Köln News: Vertrag bis 2023: Anthony Modestes Zukunft noch offen
Köln-Torjäger Modeste: Im Sommer bahnt sich der nächste Poker an
24.03.2022 | 17:14 Uhr
Der 1. FC Köln hat mit Anthony Modeste einen Top-Stürmer in seinen Reihen, doch wie lange der 33-Jährige noch bei dem Rheinland-Klub kicken wird, ist derzeit noch offen.
"Ich glaube, dass viele Menschen wechseln würden, wenn ein besseres Angebot kommt. Wenn man in einem Supermarkt arbeitet und REWE zahlt mehr, würde man das doch auch machen. Das finde ich normal und verstehe nicht, warum es bei Fußballern ein so großes Problem ist", sagte Kölns Top-Stürmer Anthony Modeste vor ein paar Tagen in einem Interview mit dem Express auf die Frage, ob er beim hochdotierten Angebot von Saudi-Arabiens Topklub Al-Hilal in der Winterpause nachdenklich geworden wäre.
Modeste: "Der Effzeh ist mein Klub"
Modeste hat in Köln alles, was er braucht, um seine Leistung zu bringen. Die Fans lieben ihn, Trainer Steffen Baumgart vertraut ihm zu 100 Prozent und macht den Stürmer im hohen Alter noch einmal zu einem besseren Spieler, kitzelt all sein Potenzial aus ihm heraus. Dennoch macht sich der 33-jährige Franzose Gedanken um seine Zukunft: "Wenn der Verein mich fragt, werde ich mir meine Gedanken machen. Wie gesagt: Der Effzeh ist mein Klub, ich fühle mich hier wohl. Diese Saison noch mehr, nachdem die letzten Jahre nicht so gut waren, weil ich verletzt war oder eben nicht dieses Vertrauen gespürt habe. Am Ende brauche ich ein bisschen Sicherheit. Vor Saisonende würde ich gerne wissen, wie meine Karriere im Sommer weitergeht."
Heißt: Bei einem erneuten Angebot, dass dem aus der Winterpause nahe kommen würde, könnte Modeste trotz Vertrag bis 2023 im kommenden Sommer erneut nachdenken, sich noch einmal zu verändern. Modeste, der sich in Köln mit seiner Familie allerdings sehr wohl fühlt, betonte bereits, sich durchaus vorstellen zu können, auch für ein geringeres Gehalt beim Effzeh weiterzumachen.

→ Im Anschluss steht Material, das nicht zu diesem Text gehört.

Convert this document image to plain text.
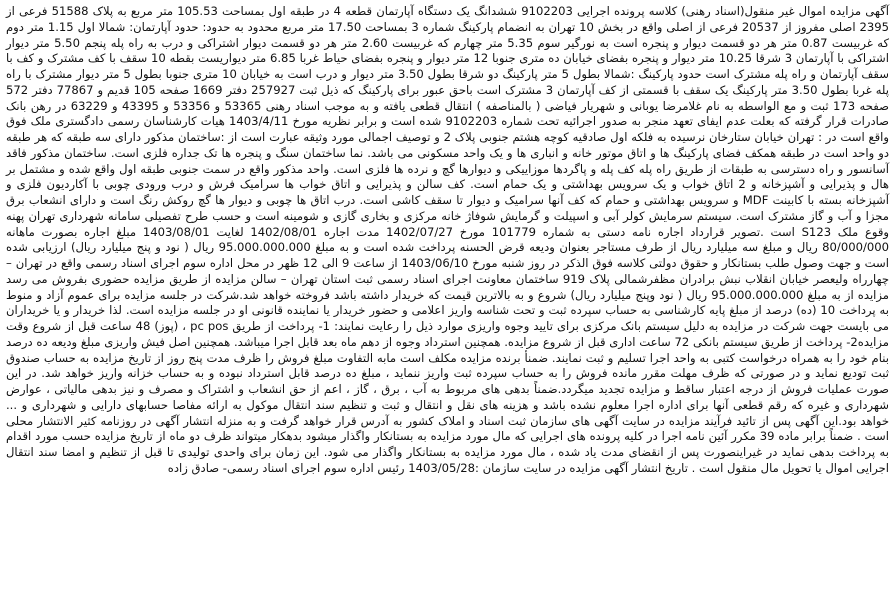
آگهی مزایده اموال غیر منقول(اسناد رهنی) کلاسه پرونده اجرایی 9102203 ششدانگ یک دستگاه آپارتمان قطعه 4 در طبقه اول بمساحت 105.53 متر مربع به پلاک 51588 فرعی از 2395 اصلی مفروز از 20537 فرعی از اصلی واقع در بخش 10 تهران به انضمام پارکینگ شماره 3 بمساحت 17.50 متر مربع محدود به حدود: حدود آپارتمان: شمالا اول 1.15 متر دوم که غربیست 0.87 متر هر دو قسمت دیوار و پنجره است به نورگیر سوم 5.35 متر چهارم که غربیست 2.60 متر هر دو قسمت دیوار اشتراکی و درب به راه پله پنجم 5.50 متر دیوار اشتراکی با آپارتمان 3 شرقا 10.25 متر دیوار و پنجره بفضای خیابان ده متری جنوبا 12 متر دیوار و پنجره بفضای حیاط غربا 6.85 متر دیواریست بقطه 10 سقف با کف مشترک و کف با سقف آپارتمان و راه پله مشترک است حدود پارکینگ :شمالا بطول 5 متر پارکینگ دو شرقا بطول 3.50 متر دیوار و درب است به خیابان 10 متری جنوبا بطول 5 متر دیوار مشترک با راه پله غربا بطول 3.50 متر پارکینگ یک سقف با قسمتی از کف آپارتمان 3 مشترک است باحق عبور برای پارکینگ که ذیل ثبت 257927 دفتر 1669 صفحه 105 قدیم و 77867 دفتر 572 صفحه 173 ثبت و مع الواسطه به نام غلامرضا یوبانی و شهریار فیاضی ( بالمناصفه ) انتقال قطعی یافته و به موجب اسناد رهنی 53365 و 53356 و 43395 و 63229 در رهن بانک صادرات قرار گرفته که بعلت عدم ایفای تعهد منجر به صدور اجرائیه تحت شماره 9102203 شده است و برابر نظریه مورخ 1403/4/11 هیات کارشناسان رسمی دادگستری ملک فوق واقع است در : تهران خیابان ستارخان نرسیده به فلکه اول صادقیه کوچه هشتم جنوبی پلاک 2 و توصیف اجمالی مورد وثیقه عبارت است از :ساختمان مذکور دارای سه طبقه که هر طبقه دو واحد است در طبقه همکف فضای پارکینگ ها و اتاق موتور خانه و انباری ها و یک واحد مسکونی می باشد. نما ساختمان سنگ و پنجره ها تک جداره فلزی است. ساختمان مذکور فاقد آسانسور و راه دسترسی به طبقات از طریق راه پله کف پله و پاگردها موزاییکی و دیوارها گچ و نرده ها فلزی است. واحد مذکور واقع در سمت جنوبی طبقه اول واقع شده و مشتمل بر هال و پذیرایی و آشپزخانه و 2 اتاق خواب و یک سرویس بهداشتی و یک حمام است. کف سالن و پذیرایی و اتاق خواب ها سرامیک فرش و درب ورودی چوبی با آکاردیون فلزی و آشپزخانه بسته با کابینت MDF و سرویس بهداشتی و حمام که کف آنها سرامیک و دیوار تا سقف کاشی است. درب اتاق ها چوبی و دیوار ها گچ روکش رنگ است و دارای انشعاب برق مجزا و آب و گاز مشترک است. سیستم سرمایش کولر آبی و اسپیلت و گرمایش شوفاژ خانه مرکزی و بخاری گازی و شومینه است و حسب طرح تفصیلی سامانه شهرداری تهران پهنه وقوع ملک S123 است .تصویر قرارداد اجاره نامه دستی به شماره 101779 مورخ 1402/07/27 مدت اجاره 1402/08/01 لغایت 1403/08/01 مبلغ اجاره بصورت ماهانه 80/000/000 ریال و مبلغ سه میلیارد ریال از طرف مستاجر بعنوان ودیعه قرض الحسنه پرداخت شده است و به مبلغ 95.000.000.000 ریال ( نود و پنج میلیارد ریال) ارزیابی شده است و جهت وصول طلب بستانکار و حقوق دولتی کلاسه فوق الذکر در روز شنبه مورخ 1403/06/10 از ساعت 9 الی 12 ظهر در محل اداره سوم اجرای اسناد رسمی واقع در تهران – چهارراه ولیعصر خیابان انقلاب نبش برادران مظفرشمالی پلاک 919 ساختمان معاونت اجرای اسناد رسمی ثبت استان تهران – سالن مزایده از طریق مزایده حضوری بفروش می رسد مزایده از به مبلغ 95.000.000.000 ریال ( نود وپنج میلیارد ریال) شروع و به بالاترین قیمت که خریدار داشته باشد فروخته خواهد شد.شرکت در جلسه مزایده برای عموم آزاد و منوط به پرداخت 10 (ده) درصد از مبلغ پایه کارشناسی به حساب سپرده ثبت و تحت شناسه واریز اعلامی و حضور خریدار یا نماینده قانونی او در جلسه مزایده است. لذا خریدار و یا خریداران می بایست جهت شرکت در مزایده به دلیل سیستم بانک مرکزی برای تایید وجوه واریزی موارد ذیل را رعایت نمایند: 1- پرداخت از طریق pc pos ، (پوز) 48 ساعت قبل از شروع وقت مزایده2- پرداخت از طریق سیستم بانکی 72 ساعت اداری قبل از شروع مزایده. همچنین استرداد وجوه از دهم ماه بعد قابل اجرا میباشد. همچنین اصل فیش واریزی مبلغ ودیعه ده درصد بنام خود را به همراه درخواست کتبی به واحد اجرا تسلیم و ثبت نمایند. ضمنأ برنده مزایده مکلف است مابه التفاوت مبلغ فروش را ظرف مدت پنج روز از تاریخ مزایده به حساب صندوق ثبت تودیع نماید و در صورتی که ظرف مهلت مقرر مانده فروش را به حساب سپرده ثبت واریز ننماید ، مبلغ ده درصد قابل استرداد نبوده و به حساب خزانه واریز خواهد شد. در این صورت عملیات فروش از درجه اعتبار ساقط و مزایده تجدید میگردد.ضمناً بدهی های مربوط به آب ، برق ، گاز ، اعم از حق انشعاب و اشتراک و مصرف و نیز بدهی مالیاتی ، عوارض شهرداری و غیره که رقم قطعی آنها برای اداره اجرا معلوم نشده باشد و هزینه های نقل و انتقال و ثبت و تنظیم سند انتقال موکول به ارائه مفاصا حسابهای دارایی و شهرداری و ... خواهد بود.این آگهی پس از تائید فرآیند مزایده در سایت آگهی های سازمان ثبت اسناد و املاک کشور به آدرس قرار خواهد گرفت و به منزله انتشار آگهی در روزنامه کثیر الانتشار محلی است . ضمناً برابر ماده 39 مکرر آئین نامه اجرا در کلیه پرونده های اجرایی که مال مورد مزایده به بستانکار واگذار میشود بدهکار میتواند ظرف دو ماه از تاریخ مزایده حسب مورد اقدام به پرداخت بدهی نماید در غیراینصورت پس از انقضای مدت یاد شده ، مال مورد مزایده به بستانکار واگذار می شود. این زمان برای واحدی تولیدی تا قبل از تنظیم و امضا سند انتقال اجرایی اموال یا تحویل مال منقول است . تاریخ انتشار آگهی مزایده در سایت سازمان :1403/05/28 رئیس اداره سوم اجرای اسناد رسمی- صادق زاده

Einiges an Arbeit für neuen Sportchef
Bei den Verantwortlichen des Klubs kommen die Aussagen Modestes auch an, werden aber noch sehr entspannt gesehen: "Es gibt keinen Druck, wir müssen keine Schnellschüsse machen", erklärte der Sportliche Leiter des Vereins, Thomas Kessler neulich in einer Medienrunde. "Tony hat Vertrag bis 2023. Deswegen sind wir in keinster Weise in der Pflicht, frühzeitig eine Entscheidung zu treffen."

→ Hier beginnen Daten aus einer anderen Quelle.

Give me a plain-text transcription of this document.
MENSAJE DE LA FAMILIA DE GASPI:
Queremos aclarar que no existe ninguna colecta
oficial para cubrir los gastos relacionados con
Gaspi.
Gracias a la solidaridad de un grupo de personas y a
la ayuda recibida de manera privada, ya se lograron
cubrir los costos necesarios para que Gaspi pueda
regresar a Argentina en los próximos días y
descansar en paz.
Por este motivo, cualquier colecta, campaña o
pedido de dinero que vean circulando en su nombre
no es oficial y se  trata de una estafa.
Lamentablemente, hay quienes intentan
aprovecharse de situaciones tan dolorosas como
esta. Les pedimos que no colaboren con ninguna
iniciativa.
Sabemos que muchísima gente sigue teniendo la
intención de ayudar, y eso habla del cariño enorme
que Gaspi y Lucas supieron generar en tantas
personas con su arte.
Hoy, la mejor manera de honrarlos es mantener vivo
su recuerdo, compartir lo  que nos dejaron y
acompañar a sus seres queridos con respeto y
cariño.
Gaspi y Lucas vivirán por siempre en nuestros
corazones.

Das Gleiche gilt für die Gespräche mit Jonas Hector, Florian Kainz und Baumgart, dessen Verträge auch alle 2023 auslaufen. Viel Arbeit für den kommenden Sportchef Christian Keller, der am 1. April seinen Dienst in Köln antreten und dessen größtes Projekt sein wird, Modeste von einem noch längeren Verbleib zu überzeugen. Auf der anderen Seite kann der 1.FC Köln das Geld nach der Coronapandemie und einigen Heimspielen ohne Zuschauereinnahmen durchaus gebrauchen.
Modeste-Berater zuletzt in Köln gewesen
Nachdem die BILD zuerst darüber berichtete, kann Sky bestätigen, dass Modeste-Freund und Berater Patrick Mendy vor ein paar Tagen in Köln weilte, um mit Modeste erste Gespräche über seine Zukunft zu führen. Mendy betreute Modeste bereits bei seinem Wechsel nach China 2019 und stand ihm mit Rat und Tat zur Seite.
Fakt ist: Es bleibt spannend um den 15-Toremann der Rheinländer, die bis zum Sommer noch die ein oder andere Baustelle zu bearbeiten haben.